Me Duval, dont les services ont été retenus par Rajiv Beeharry-Panray, n’a pas manqué de stigmatiser les méthodes de l’enquête de la police, soit l’arrestation de son client sans la Documentary Evidence pour soutenir les actes d’accusation ou encore la couverture de cette arrestation dans la presse. À ce stade, les limiers du Central CID sont encore dans l’attente d’un Judge’s Order pour avoir accès aux comptes bancaires des principaux protagonistes dans la MPCB Saga ;
Toutefois, l’acte d’accusation déposé devant le tribunal de Port-Louis fait état de fraude de l’ordre de Rs 1,5 milliard de décembre 2012 à décembre 2014 avec quatre sociétés citées. Cette somme représente 45 % des Banking Toxic Transactions dans les livres de la MPCB. Cette démarche a eu pour conséquence que la viabilité de la MPCB a été remise en cause, nécessitant l’injection de « Fresh Capital by Government » pour éviter la banqueroute.
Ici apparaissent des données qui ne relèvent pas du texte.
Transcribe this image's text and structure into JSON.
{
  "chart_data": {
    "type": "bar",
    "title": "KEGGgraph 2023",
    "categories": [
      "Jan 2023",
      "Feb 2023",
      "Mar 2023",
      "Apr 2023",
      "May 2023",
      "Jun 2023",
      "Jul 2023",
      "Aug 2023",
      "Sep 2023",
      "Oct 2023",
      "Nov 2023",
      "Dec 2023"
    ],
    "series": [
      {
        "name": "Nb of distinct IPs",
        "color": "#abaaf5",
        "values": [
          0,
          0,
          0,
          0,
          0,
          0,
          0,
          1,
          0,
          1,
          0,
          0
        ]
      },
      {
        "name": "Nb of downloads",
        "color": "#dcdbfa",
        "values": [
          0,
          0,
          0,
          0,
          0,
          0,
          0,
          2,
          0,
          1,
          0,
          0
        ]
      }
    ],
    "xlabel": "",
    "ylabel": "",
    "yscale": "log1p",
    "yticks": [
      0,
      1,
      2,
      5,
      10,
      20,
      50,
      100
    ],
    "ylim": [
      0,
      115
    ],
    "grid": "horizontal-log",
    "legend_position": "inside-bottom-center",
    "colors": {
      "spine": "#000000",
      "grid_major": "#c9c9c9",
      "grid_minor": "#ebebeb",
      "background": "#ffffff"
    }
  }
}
Pour la première inculpation, Rajiv Beeharry-Panray est accusé d’avoir comploté avec Pavaday Thondrayen, ancien General Manager de la MPCB et Rajesh Mykoo, Finance Manager de la même banque pour accorder par des « illegitimate means » des prêts pour un montant de Rs 1,5 milliard à Doomeshwarsing Gooljaury Group (Rakesh Gooljaury), au Prameswar Gooljaury Group, au Mohamad Akykhan Toorabally Group et au Rooplall Beerjeeraz Group. Ces compagnies, bénéficiaires de la générosité de l’ex-CEO, n’avaient pas fourni les garanties nécessaires.
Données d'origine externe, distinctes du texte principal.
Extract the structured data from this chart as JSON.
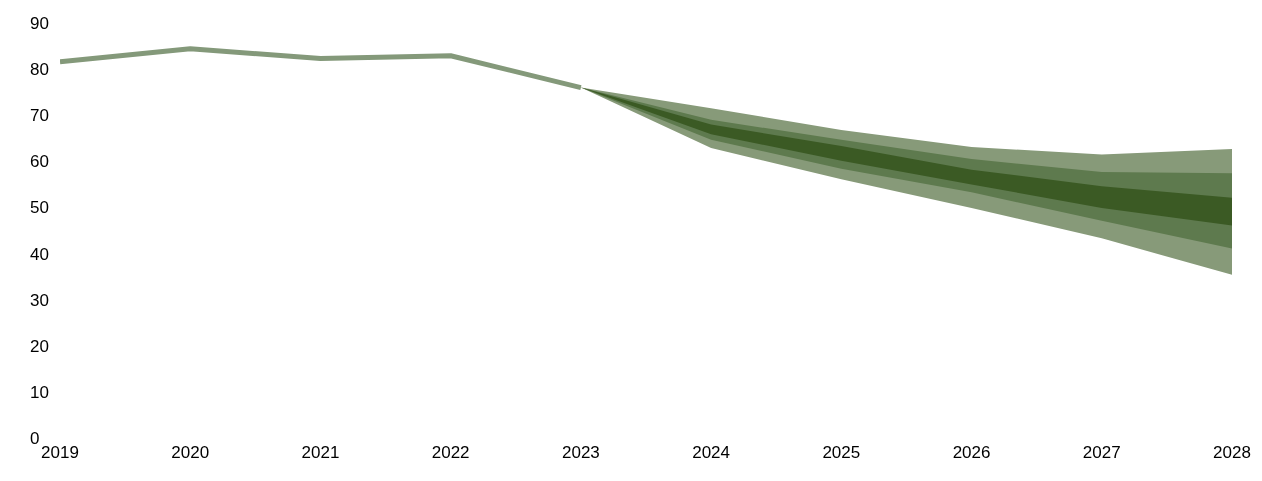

La seconde inculpation logée contre Rajiv Beeharry-Panray s’articule autour du non-respect des « banking laws, guidelines and instructions issued by the Central Bank » pour ces mêmes prêts bancaires à ces quatre sociétés susmentionnées. L’ex-CEO est accusé d’avoir « processed loans and overdrafts without complying with credit risk management and credit impairment measurement and income recognition guidelines issued by the Bank of Mauritius ».